If $$\langle 2, 3, 9 \rangle$$, $$\langle 5, 2, 1 \rangle$$, $$\langle 1, \lambda, 8 \rangle$$ and $$\langle \lambda, 2, 3 \rangle$$ are coplanar, then the product of all possible values of $$\lambda$$ is

We are given four vectors $$\vec{u} = \langle 2, 3, 9 \rangle$$, $$\vec{v} = \langle 5, 2, 1 \rangle$$, $$\vec{w} = \langle 1, \lambda, 8 \rangle$$, and $$\vec{z} = \langle \lambda, 2, 3 \rangle$$ that are coplanar. Since these are position vectors (or free vectors) that are coplanar, one of them can be expressed as a linear combination of the others. Equivalently, since four vectors in $$\mathbb{R}^3$$ are always linearly dependent, we interpret coplanarity as the condition that the vectors $$\vec{v} - \vec{u}$$, $$\vec{w} - \vec{u}$$, and $$\vec{z} - \vec{u}$$ are coplanar, meaning their scalar triple product is zero.

We compute $$\vec{v} - \vec{u} = \langle 3, -1, -8 \rangle$$, $$\vec{w} - \vec{u} = \langle -1, \lambda - 3, -1 \rangle$$, and $$\vec{z} - \vec{u} = \langle \lambda - 2, -1, -6 \rangle$$.

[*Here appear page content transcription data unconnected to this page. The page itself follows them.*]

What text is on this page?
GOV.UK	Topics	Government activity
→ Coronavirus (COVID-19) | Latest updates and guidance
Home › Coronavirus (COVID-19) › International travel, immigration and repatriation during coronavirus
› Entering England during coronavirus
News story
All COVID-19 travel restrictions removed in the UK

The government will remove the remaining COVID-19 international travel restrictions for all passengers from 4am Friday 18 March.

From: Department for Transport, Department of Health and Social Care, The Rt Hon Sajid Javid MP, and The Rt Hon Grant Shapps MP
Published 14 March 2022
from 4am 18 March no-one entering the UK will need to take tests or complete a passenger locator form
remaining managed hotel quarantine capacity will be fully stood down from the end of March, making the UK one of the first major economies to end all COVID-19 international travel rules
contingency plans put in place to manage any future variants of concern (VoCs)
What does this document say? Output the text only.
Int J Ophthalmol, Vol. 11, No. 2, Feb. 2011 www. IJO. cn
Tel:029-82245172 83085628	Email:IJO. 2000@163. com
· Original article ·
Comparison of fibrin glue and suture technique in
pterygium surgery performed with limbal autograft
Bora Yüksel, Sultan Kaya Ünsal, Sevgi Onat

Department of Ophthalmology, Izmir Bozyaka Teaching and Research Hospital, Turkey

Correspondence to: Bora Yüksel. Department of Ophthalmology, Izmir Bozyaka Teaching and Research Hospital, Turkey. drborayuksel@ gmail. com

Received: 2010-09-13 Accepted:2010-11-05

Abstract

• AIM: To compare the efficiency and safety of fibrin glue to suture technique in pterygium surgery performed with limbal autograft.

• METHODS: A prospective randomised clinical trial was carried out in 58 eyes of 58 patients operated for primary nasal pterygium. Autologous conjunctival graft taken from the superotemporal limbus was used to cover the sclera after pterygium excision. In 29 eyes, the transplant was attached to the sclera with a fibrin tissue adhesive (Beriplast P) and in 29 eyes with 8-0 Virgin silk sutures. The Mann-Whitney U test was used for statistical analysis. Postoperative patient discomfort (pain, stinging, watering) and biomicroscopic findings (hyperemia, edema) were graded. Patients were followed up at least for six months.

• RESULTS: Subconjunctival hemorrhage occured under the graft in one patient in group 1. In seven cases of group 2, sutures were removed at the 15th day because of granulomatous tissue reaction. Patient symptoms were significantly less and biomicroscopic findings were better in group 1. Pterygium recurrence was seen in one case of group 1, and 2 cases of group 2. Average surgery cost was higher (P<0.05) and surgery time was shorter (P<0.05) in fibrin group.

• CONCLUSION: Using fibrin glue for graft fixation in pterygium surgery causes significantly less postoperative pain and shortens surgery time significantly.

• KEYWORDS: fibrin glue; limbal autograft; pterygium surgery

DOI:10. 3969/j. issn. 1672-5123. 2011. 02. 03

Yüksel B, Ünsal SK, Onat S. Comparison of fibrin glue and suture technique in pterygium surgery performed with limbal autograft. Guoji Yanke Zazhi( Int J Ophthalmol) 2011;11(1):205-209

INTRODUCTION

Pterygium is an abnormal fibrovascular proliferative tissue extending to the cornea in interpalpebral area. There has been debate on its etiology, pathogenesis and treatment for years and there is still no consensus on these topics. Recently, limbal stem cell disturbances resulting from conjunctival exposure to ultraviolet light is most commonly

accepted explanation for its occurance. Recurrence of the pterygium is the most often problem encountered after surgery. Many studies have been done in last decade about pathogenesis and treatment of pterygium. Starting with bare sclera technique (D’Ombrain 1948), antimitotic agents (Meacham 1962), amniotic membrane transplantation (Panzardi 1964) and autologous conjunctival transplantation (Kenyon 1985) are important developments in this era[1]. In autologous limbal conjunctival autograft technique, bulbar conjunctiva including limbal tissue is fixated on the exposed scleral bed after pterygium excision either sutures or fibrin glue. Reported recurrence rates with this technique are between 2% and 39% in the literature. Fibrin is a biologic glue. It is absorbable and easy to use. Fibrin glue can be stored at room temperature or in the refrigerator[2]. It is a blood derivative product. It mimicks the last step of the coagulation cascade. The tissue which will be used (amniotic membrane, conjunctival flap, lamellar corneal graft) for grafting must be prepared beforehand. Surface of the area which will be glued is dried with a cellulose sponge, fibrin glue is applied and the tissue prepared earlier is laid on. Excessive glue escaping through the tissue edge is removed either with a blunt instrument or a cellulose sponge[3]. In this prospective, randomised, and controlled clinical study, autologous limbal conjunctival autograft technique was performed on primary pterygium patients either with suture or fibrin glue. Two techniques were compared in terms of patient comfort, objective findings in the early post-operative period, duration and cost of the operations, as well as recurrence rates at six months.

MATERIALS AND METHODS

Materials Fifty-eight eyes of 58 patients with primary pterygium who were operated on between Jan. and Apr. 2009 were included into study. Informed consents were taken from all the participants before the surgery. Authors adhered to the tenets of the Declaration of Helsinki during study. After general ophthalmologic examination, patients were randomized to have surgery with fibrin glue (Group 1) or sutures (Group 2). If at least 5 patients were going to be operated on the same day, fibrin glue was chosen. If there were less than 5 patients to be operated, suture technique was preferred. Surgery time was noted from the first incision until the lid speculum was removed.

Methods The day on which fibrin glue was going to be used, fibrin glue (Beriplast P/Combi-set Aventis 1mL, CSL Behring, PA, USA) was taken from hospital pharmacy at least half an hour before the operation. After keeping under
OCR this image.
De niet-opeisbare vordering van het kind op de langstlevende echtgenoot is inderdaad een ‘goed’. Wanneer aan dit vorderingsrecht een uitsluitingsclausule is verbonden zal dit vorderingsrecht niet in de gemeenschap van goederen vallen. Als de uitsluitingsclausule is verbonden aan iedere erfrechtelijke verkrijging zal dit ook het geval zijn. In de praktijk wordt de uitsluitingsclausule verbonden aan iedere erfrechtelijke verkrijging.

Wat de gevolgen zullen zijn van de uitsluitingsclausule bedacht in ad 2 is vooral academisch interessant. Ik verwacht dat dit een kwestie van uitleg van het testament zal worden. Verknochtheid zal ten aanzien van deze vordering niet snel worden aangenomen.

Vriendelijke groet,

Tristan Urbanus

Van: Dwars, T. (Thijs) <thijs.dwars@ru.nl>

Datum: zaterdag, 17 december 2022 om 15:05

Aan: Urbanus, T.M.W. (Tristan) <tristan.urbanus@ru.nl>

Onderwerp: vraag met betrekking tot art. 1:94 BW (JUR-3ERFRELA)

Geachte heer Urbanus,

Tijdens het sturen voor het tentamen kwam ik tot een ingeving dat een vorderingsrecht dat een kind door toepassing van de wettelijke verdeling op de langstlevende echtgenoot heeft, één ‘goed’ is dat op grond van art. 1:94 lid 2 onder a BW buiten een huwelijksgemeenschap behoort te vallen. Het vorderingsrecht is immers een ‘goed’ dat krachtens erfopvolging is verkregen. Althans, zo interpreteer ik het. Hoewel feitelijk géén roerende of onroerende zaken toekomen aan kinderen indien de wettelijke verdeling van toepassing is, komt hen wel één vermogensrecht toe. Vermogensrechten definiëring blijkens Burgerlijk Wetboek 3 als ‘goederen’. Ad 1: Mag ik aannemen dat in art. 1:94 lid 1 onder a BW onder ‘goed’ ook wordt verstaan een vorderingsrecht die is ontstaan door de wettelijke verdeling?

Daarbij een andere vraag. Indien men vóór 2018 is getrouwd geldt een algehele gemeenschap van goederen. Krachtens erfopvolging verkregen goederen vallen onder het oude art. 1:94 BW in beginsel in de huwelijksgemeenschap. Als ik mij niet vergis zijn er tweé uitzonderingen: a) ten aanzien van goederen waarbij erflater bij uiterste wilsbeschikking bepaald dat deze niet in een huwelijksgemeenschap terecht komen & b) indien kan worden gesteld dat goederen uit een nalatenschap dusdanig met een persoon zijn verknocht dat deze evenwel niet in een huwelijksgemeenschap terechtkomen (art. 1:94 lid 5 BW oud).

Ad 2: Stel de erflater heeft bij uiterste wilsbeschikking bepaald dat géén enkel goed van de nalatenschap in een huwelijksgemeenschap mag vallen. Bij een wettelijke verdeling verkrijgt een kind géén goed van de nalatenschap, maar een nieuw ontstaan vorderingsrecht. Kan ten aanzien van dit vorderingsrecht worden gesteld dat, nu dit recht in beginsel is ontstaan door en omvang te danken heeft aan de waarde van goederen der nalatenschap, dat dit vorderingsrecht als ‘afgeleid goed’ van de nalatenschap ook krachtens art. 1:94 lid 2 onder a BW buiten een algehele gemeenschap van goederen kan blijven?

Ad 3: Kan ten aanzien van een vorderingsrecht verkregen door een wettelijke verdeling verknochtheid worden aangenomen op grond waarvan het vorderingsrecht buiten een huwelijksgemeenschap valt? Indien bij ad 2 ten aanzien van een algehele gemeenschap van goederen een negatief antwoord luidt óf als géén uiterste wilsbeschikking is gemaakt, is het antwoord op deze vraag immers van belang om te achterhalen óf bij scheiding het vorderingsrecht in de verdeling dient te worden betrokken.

The scalar triple product equals the determinant: $$\begin{vmatrix} 3 & -1 & -8 \\ -1 & \lambda - 3 & -1 \\ \lambda - 2 & -1 & -6 \end{vmatrix} = 0$$.

Expanding along the first row: $$3[(\lambda - 3)(-6) - (-1)(-1)] - (-1)[(-1)(-6) - (-1)(\lambda - 2)] + (-8)[(-1)(-1) - (\lambda - 3)(\lambda - 2)] = 0$$.

We simplify each term. The first term gives $$3[-6\lambda + 18 - 1] = 3(-6\lambda + 17) = -18\lambda + 51$$. The second term gives $$1[6 - (-\lambda + 2)] = 1[6 + \lambda - 2] = \lambda + 4$$. The third term gives $$-8[1 - (\lambda^2 - 5\lambda + 6)] = -8[1 - \lambda^2 + 5\lambda - 6] = -8[-\lambda^2 + 5\lambda - 5] = 8\lambda^2 - 40\lambda + 40$$.

Adding all terms: $$-18\lambda + 51 + \lambda + 4 + 8\lambda^2 - 40\lambda + 40 = 0$$, which gives $$8\lambda^2 - 57\lambda + 95 = 0$$.

Using the quadratic formula: $$\lambda = \frac{57 \pm \sqrt{3249 - 3040}}{16} = \frac{57 \pm \sqrt{209}}{16}$$. However, we need the product of the roots. By Vieta's formulas, the product of all possible values of $$\lambda$$ is $$\frac{95}{8}$$.

Hence, the correct answer is Option D.